Gabon – Fonction publique : l’État promet la régularisation de 12 000 agents en 2026
Libreville, Dimanche 8 Mars 2026 (Infos Gabon) – Le gouvernement gabonais annonce une nouvelle phase de régularisation administrative et salariale au sein de la fonction publique.
L’objectif affiché : solder progressivement des milliers de situations restées en suspens et rétablir la confiance entre l’administration et ses agents.

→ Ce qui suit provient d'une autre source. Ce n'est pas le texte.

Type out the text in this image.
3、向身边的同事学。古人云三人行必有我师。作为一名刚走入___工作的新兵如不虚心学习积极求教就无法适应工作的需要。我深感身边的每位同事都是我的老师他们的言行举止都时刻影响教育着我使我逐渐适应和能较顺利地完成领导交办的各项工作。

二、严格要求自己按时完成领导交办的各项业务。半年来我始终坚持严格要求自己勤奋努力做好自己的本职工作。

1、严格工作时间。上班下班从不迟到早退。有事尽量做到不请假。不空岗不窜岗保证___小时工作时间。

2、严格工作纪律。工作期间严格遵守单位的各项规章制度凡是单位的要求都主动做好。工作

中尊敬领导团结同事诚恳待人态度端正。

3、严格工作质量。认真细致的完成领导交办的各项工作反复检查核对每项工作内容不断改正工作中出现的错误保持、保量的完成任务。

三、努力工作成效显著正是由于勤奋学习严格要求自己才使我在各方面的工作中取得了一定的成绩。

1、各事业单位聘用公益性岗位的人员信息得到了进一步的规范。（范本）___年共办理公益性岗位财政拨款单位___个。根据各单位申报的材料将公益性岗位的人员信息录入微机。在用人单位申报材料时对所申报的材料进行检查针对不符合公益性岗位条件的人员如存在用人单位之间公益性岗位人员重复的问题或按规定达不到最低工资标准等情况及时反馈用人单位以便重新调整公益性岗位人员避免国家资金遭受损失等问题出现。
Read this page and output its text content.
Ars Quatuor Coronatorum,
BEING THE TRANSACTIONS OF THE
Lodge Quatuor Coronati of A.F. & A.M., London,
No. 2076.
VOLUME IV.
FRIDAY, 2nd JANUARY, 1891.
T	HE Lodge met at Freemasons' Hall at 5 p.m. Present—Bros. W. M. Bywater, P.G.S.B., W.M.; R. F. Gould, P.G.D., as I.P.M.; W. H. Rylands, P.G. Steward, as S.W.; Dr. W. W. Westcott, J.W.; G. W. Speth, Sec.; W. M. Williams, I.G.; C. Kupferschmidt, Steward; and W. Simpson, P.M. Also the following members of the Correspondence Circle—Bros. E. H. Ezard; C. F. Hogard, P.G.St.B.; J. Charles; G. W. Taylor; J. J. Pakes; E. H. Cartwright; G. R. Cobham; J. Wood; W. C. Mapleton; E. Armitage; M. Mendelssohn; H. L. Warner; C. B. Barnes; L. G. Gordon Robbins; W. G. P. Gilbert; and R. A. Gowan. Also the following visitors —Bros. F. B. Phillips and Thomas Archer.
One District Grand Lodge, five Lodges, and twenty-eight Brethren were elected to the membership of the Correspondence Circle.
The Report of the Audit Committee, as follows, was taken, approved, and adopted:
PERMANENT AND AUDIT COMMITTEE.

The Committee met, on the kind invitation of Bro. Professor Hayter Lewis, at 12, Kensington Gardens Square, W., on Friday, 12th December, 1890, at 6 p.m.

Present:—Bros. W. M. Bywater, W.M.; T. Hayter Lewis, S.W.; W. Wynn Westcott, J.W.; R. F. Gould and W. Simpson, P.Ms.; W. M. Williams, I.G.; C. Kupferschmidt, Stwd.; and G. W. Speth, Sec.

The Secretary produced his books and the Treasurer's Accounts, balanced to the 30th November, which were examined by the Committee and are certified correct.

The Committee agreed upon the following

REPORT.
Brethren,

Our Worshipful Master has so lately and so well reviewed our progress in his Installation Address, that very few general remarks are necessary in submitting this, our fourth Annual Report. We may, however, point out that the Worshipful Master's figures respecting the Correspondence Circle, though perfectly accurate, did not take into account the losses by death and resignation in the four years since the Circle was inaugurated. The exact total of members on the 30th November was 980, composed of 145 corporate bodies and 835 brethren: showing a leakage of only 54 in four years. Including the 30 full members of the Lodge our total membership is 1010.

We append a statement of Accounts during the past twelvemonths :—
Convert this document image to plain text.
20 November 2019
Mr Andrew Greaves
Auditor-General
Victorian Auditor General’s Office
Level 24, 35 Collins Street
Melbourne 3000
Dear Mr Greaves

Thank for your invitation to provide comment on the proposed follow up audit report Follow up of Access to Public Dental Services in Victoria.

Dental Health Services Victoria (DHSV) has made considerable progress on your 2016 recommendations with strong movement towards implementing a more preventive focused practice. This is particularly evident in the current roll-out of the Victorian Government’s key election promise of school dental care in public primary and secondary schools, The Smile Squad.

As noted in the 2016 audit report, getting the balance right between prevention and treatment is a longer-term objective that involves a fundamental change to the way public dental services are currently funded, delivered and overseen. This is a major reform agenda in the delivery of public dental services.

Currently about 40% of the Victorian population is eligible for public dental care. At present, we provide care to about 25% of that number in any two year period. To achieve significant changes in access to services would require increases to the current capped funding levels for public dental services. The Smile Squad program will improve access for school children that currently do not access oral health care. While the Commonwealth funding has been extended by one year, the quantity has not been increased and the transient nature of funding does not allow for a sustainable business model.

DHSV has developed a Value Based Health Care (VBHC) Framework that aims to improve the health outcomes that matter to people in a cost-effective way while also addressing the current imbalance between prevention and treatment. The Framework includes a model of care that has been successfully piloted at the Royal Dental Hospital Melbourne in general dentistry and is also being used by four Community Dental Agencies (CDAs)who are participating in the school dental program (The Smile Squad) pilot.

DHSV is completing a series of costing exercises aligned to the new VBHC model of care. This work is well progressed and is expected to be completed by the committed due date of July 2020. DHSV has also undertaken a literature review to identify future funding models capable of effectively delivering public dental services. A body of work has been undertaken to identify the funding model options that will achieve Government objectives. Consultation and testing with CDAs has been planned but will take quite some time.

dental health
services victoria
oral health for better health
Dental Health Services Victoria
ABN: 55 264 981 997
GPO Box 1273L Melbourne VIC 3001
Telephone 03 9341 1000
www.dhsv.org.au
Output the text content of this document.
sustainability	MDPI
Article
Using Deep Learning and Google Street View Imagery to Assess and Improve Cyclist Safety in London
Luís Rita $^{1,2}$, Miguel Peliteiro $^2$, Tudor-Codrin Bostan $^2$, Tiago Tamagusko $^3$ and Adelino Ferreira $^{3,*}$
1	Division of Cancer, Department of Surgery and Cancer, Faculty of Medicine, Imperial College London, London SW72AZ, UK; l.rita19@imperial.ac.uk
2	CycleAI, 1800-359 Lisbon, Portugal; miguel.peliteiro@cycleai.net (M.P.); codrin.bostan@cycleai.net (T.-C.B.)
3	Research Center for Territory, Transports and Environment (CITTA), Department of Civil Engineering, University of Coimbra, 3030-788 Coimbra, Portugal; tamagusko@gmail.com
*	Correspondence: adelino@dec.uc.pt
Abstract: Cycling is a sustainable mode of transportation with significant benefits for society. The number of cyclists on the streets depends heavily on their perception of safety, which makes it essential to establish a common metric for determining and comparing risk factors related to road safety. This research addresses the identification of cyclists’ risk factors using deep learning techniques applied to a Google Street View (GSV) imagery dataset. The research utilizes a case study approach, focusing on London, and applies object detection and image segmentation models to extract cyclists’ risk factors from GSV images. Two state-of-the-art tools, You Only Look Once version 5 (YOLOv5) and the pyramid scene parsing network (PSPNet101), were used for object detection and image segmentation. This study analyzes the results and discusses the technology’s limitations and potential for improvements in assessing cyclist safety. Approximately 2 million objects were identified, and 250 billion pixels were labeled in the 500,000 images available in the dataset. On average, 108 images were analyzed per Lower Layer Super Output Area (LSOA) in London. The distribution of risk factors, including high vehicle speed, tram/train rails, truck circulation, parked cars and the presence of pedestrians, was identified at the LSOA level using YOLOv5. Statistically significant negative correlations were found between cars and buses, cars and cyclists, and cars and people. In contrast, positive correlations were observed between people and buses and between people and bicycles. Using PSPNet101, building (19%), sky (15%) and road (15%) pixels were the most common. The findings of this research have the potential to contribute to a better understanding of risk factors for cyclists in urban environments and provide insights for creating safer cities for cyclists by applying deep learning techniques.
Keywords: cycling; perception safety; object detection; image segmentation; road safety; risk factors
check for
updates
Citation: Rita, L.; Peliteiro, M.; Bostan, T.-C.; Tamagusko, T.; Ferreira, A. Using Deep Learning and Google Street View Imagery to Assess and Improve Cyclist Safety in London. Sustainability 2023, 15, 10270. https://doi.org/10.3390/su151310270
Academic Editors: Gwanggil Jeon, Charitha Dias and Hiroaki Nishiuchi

Un dossier sensible remis sur la table
À Libreville, l’exécutif gabonais veut accélérer le règlement d’un dossier qui empoisonne depuis plusieurs années les relations entre l’État et une partie de ses agents. Lors d’une séance de travail tenue mercredi, le vice-président du gouvernement, Hermann Immongault, a échangé avec le ministre délégué chargé du Budget, Marc Abeghe, autour de la mise en œuvre d’un calendrier de régularisation administrative et financière.
À l’issue de la rencontre, les autorités budgétaires ont confirmé que les premières prises en compte administratives et salariales devraient intervenir dès la fin du mois de mars. Une étape attendue par de nombreux agents publics dont les dossiers, parfois validés depuis longtemps, n’ont jamais été traduits sur leurs bulletins de paie.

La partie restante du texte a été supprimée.